GH Trending릴리즈2026. 05. 09. 19:00

duoan/TorchCode

요약

TorchCode는 PyTorch와 같은 딥러닝 프레임워크의 핵심 구성 요소(예: Softmax, LayerNorm, Linear Layer 등)를 처음부터 직접 구현해 볼 수 있도록 설계된 구조화된 코딩 연습 환경입니다. 이 플랫폼은 Meta, Google DeepMind와 같은 최고 수준의 ML 기업들이 면접에서 요구하는 '기억으로 코드 작성' 능력을 키우는 데 초점을 맞추고 있습니다. 사용자는 클라우드나 회원가입 없이 Hugging Face Spaces 또는 Google Colab 등 접근성이 좋은 환경에서 즉시 연습할 수 있으며, 다양한 난이도와 빈도로 분류된 문제 목록을 통해 체계적인 학습 경로를 제공받습니다. 이를 통해 이론적 지식뿐만 아니라 실제 코딩 능력을 검증하고 향상시키는 데 도움을 줍니다.

핵심 포인트

ML 엔지니어에게 필수적인 '기억으로 코드 작성' 능력(Whiteboard Coding)을 집중적으로 훈련할 수 있는 환경 제공.
ReLU, Softmax, LayerNorm, Linear Layer 등 핵심 PyTorch 구성 요소를 `torch.nn` 사용 없이 직접 구현하는 연습에 초점.
Hugging Face Spaces 또는 Google Colab에서 별도의 설치나 회원가입 없이 즉시 접근하여 사용할 수 있어 진입 장벽이 매우 낮음.
문제별 난이도, 출제 빈도(🔥), 중요 개념 등을 명확히 제시하여 학습 계획을 세우기 용이함.
Docker 및 Podman 지원을 통해 로컬 환경에서도 안정적으로 실행할 수 있는 다양한 접근 방식을 제공함.

PyTorch 면접을 통과하세요.

从零开始实现算子和架构——这正是顶尖 ML 팀이 테스트하는 핵심 기술.

LeetCode 와 같은 방식이지만 텐서 (Tensor) 를 위한 것. 자체 호스팅. Jupyter 기반. 즉각적인 피드백.

Meta, Google DeepMind, OpenAI 등 Top 기업들은 ML 엔지니어에게 흰색 보드에서 기억으로 코드를 작성할 수 있는 능력을 기대합니다. 논문만 읽는 것은 충분하지 않습니다—you need to write softmax, LayerNorm, MultiHeadAttention, 그리고 전체 Transformer 블록 코드.

TorchCode 는 다음을 제공하는 구조화된 연습 환경을 제공합니다:

클라우드 없음. 회원가입 없음. GPU 필요 없음. 단순히 make run — 또는 Hugging Face 에서 즉시 시도해 보세요.

Hugging Face Spaces 에서 시작 — 브라우저에서 전체 JupyterLab 환경을 엽니다. 설치할 필요가 없습니다.

또는 Google Colab 에서 직접 모든 노트를 열 수 있습니다 — 각 노트북에는 배지가 있습니다.

Google Colab 에서 PyPI 에서 판정자를 설치하여 check(...) 를 클론 없이 실행할 수 있습니다:

!pip install torch-judge

그런 다음 노트북 셀에서:

from torch_judge import check, status, hint, reset_progress
status() # 모든 문제와 진행 상황을 나열합니다
check("relu") # "relu" 작업의 테스트를 실행합니다
...

docker run -p 8888:8888 -e PORT=8888 ghcr.io/duoan/torchcode:latest

플랫폼에 레지스트리 이미지가 사용할 수 없으면 Option 2 를 사용하세요. Apple Silicon / arm64 의 일반적인 경로입니다.

make run

는 미리 빌드된 이미지를 먼저 시도하고 필요할 때 로컬 빌드로 자동 전환합니다.

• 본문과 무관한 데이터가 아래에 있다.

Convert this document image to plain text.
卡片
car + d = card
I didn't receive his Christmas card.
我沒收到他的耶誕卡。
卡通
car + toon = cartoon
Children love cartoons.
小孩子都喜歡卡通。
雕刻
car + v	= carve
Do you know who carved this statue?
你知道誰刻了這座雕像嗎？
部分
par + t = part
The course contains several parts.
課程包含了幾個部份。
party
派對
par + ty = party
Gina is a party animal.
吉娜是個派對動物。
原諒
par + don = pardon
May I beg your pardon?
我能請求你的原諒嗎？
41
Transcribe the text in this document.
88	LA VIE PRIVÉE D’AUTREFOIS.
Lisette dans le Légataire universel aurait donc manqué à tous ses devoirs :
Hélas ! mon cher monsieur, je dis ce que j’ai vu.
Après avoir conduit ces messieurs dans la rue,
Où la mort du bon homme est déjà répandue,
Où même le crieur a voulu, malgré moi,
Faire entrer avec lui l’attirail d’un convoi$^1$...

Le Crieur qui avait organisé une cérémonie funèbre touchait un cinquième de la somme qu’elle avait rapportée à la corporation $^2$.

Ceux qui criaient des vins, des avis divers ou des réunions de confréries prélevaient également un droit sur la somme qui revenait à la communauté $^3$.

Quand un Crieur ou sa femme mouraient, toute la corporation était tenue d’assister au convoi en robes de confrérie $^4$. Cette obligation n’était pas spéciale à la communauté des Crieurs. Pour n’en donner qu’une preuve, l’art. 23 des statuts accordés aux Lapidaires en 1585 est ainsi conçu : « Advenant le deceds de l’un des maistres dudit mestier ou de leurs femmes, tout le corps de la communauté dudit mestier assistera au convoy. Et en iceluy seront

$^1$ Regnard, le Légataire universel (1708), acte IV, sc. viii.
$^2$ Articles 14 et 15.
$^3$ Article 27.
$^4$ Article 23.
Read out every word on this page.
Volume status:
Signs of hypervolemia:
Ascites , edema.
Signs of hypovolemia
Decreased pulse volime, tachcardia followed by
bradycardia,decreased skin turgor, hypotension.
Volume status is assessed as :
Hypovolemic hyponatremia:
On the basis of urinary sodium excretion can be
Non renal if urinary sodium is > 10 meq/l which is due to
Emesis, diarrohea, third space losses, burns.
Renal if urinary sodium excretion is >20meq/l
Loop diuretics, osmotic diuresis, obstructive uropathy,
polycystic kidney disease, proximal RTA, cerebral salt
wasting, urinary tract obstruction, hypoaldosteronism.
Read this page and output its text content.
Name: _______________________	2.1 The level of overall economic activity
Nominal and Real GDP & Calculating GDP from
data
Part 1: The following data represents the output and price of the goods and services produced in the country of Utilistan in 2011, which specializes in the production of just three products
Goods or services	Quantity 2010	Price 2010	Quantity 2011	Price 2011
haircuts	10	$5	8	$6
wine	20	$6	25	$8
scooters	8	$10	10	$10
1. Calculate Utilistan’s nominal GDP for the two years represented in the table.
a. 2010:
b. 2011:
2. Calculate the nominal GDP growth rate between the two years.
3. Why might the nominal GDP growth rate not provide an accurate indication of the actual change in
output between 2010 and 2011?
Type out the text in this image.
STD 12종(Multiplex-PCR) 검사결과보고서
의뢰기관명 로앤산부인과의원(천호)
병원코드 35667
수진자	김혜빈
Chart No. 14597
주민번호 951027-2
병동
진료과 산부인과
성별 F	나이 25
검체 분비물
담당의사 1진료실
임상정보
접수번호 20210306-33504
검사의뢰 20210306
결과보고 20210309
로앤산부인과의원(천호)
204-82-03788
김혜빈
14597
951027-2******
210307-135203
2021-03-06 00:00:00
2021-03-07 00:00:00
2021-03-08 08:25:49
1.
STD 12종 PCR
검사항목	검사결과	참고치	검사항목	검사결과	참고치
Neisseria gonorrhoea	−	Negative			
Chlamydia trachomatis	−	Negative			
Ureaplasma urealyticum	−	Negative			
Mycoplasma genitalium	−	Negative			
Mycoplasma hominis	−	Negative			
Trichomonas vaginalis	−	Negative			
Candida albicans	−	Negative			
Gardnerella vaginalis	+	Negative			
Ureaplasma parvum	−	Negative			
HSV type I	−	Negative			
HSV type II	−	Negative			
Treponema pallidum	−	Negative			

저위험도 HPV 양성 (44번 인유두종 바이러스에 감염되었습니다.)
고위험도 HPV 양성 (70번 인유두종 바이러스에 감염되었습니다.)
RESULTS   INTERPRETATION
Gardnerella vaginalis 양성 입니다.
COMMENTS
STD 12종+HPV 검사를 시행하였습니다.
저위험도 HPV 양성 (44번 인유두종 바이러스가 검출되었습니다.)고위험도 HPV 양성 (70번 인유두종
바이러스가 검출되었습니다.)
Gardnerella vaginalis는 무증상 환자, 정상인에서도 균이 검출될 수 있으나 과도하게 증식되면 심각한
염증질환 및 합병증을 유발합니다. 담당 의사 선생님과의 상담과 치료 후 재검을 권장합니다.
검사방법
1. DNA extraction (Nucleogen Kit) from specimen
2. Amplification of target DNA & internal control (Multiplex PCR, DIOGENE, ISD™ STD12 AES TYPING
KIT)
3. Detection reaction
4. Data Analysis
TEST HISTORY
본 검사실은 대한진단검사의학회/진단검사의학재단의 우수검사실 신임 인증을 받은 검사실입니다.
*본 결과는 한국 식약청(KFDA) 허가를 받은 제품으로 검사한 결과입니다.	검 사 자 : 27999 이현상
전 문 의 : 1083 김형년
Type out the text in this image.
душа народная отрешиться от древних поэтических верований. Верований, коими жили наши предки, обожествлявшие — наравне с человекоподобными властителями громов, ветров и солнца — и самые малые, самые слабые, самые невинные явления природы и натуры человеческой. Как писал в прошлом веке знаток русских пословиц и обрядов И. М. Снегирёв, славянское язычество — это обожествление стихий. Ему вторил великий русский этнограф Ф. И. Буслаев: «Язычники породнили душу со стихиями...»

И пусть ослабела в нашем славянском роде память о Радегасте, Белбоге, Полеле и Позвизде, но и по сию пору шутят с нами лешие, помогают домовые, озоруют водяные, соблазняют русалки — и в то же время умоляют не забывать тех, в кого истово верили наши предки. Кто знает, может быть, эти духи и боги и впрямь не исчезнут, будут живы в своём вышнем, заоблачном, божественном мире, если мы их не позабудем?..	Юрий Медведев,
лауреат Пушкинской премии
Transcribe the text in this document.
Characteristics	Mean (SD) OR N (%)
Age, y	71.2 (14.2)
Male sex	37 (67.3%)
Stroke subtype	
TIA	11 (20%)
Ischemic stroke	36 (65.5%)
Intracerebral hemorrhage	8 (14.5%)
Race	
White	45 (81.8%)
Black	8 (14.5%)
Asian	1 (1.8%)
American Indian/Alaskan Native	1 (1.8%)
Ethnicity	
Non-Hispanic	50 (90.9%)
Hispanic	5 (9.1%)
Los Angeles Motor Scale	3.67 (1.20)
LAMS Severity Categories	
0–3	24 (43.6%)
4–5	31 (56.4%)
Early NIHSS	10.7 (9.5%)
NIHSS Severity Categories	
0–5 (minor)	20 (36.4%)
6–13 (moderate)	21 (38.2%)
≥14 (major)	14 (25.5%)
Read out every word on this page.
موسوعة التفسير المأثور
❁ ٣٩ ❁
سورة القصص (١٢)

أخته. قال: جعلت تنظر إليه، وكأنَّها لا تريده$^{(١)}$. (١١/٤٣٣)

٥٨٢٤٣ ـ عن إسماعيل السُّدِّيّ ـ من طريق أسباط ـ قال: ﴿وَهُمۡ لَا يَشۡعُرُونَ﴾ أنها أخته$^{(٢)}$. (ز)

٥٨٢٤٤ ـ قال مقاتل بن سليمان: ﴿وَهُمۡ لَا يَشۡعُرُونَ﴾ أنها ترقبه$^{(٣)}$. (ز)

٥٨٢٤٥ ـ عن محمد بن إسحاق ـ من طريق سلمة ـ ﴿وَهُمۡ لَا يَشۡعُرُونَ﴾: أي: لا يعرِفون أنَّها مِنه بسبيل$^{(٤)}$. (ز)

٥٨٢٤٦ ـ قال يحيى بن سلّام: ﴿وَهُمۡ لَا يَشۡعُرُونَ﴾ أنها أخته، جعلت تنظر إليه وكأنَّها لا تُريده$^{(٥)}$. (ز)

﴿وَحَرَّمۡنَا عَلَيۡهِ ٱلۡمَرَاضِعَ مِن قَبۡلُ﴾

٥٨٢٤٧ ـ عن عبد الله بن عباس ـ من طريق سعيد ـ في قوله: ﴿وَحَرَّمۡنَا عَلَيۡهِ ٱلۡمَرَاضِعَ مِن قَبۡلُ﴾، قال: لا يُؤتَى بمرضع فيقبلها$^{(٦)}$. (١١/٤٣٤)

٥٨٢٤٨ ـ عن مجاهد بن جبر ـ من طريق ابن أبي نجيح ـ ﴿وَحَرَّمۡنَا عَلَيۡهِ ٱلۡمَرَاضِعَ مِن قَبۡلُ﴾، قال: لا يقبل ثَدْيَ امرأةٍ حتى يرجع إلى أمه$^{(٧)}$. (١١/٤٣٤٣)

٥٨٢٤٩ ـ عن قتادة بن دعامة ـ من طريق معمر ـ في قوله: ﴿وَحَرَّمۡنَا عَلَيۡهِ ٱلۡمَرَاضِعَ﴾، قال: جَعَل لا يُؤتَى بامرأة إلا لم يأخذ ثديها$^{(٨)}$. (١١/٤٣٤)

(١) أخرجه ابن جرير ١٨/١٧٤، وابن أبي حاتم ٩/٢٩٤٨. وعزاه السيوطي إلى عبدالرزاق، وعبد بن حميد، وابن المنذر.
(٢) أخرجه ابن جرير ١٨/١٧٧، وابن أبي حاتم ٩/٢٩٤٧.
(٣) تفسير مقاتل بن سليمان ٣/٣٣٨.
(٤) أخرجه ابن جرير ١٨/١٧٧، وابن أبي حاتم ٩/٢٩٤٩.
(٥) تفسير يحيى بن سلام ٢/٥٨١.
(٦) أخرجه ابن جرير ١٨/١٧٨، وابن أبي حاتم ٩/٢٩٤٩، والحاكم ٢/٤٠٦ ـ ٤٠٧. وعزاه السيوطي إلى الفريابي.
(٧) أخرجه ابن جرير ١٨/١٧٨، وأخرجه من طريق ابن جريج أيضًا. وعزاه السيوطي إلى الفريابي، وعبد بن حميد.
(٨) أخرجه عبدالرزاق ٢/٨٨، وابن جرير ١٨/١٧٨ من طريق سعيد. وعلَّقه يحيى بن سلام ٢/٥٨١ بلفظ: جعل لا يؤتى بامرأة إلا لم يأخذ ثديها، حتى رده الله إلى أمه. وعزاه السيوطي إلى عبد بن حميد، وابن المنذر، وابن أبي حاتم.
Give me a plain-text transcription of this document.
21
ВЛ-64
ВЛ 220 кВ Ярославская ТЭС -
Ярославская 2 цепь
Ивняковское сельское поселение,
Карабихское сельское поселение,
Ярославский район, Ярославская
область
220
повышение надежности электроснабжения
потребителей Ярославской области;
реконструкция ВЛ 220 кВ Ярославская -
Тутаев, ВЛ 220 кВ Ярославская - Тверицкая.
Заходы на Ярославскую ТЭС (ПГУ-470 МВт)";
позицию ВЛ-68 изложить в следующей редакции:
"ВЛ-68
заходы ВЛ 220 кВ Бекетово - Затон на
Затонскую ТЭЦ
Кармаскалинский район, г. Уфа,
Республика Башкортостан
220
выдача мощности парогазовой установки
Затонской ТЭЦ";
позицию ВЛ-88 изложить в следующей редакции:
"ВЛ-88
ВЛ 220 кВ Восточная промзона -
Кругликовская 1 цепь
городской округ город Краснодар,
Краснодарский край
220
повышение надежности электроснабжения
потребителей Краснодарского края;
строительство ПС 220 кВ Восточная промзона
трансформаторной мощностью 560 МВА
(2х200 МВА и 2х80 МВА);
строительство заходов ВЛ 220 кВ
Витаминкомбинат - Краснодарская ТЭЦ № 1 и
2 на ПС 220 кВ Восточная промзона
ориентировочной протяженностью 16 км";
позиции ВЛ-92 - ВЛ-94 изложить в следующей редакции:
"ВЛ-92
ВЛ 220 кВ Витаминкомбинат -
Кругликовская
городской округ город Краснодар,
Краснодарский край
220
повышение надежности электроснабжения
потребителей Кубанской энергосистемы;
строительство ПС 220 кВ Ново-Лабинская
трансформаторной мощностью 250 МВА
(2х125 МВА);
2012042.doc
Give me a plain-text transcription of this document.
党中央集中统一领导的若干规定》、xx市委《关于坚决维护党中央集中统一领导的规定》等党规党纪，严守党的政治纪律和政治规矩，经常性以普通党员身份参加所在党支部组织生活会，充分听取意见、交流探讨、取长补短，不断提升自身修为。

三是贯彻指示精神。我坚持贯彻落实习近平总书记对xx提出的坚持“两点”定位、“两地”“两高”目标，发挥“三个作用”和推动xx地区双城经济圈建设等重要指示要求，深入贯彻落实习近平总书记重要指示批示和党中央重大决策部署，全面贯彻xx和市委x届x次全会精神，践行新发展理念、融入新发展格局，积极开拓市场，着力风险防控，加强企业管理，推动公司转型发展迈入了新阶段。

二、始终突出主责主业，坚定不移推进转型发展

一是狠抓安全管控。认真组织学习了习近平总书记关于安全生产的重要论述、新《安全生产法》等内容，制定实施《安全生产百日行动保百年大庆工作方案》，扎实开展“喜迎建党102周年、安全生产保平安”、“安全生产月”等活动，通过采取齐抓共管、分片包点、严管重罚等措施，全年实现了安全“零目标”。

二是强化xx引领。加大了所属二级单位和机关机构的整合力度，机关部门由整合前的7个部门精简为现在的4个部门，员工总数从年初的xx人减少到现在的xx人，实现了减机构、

http://localhost:8888 을 엽니다 — 그것이 전부입니다. Docker 와 Podman (자동 감지) 모두 지원됩니다.

빈도: 🔥 = 면접에서 매우 유력, ⭐ = 자주 묻는 질문, 💡 = 새로운 / 차별화 요소

ML 코딩 면접의 기본. torch.nn 을 사용하지 않고 작성할 것을 요구받습니다.

#	Problem	What You'll Implement
1	ReLU	`relu(x)`
🔥	Activation functions, element-wise ops
2	Softmax	`my_softmax(x, dim)`
🔥	Numerical stability, exp/log tricks
16	Cross-Entropy Loss	`cross_entropy_loss(logits, targets)`
🔥	Log-softmax, logsumexp trick
17	Dropout	`MyDropout` (nn.Module)
🔥	Train/eval mode, inverted scaling
18	Embedding	`MyEmbedding` (nn.Module)
🔥	Lookup table, `weight[indices]`

LLM 또는 Transformer 관련 역할을 인터뷰할 경우, 이 중 적어도 하나는 반드시 등장합니다.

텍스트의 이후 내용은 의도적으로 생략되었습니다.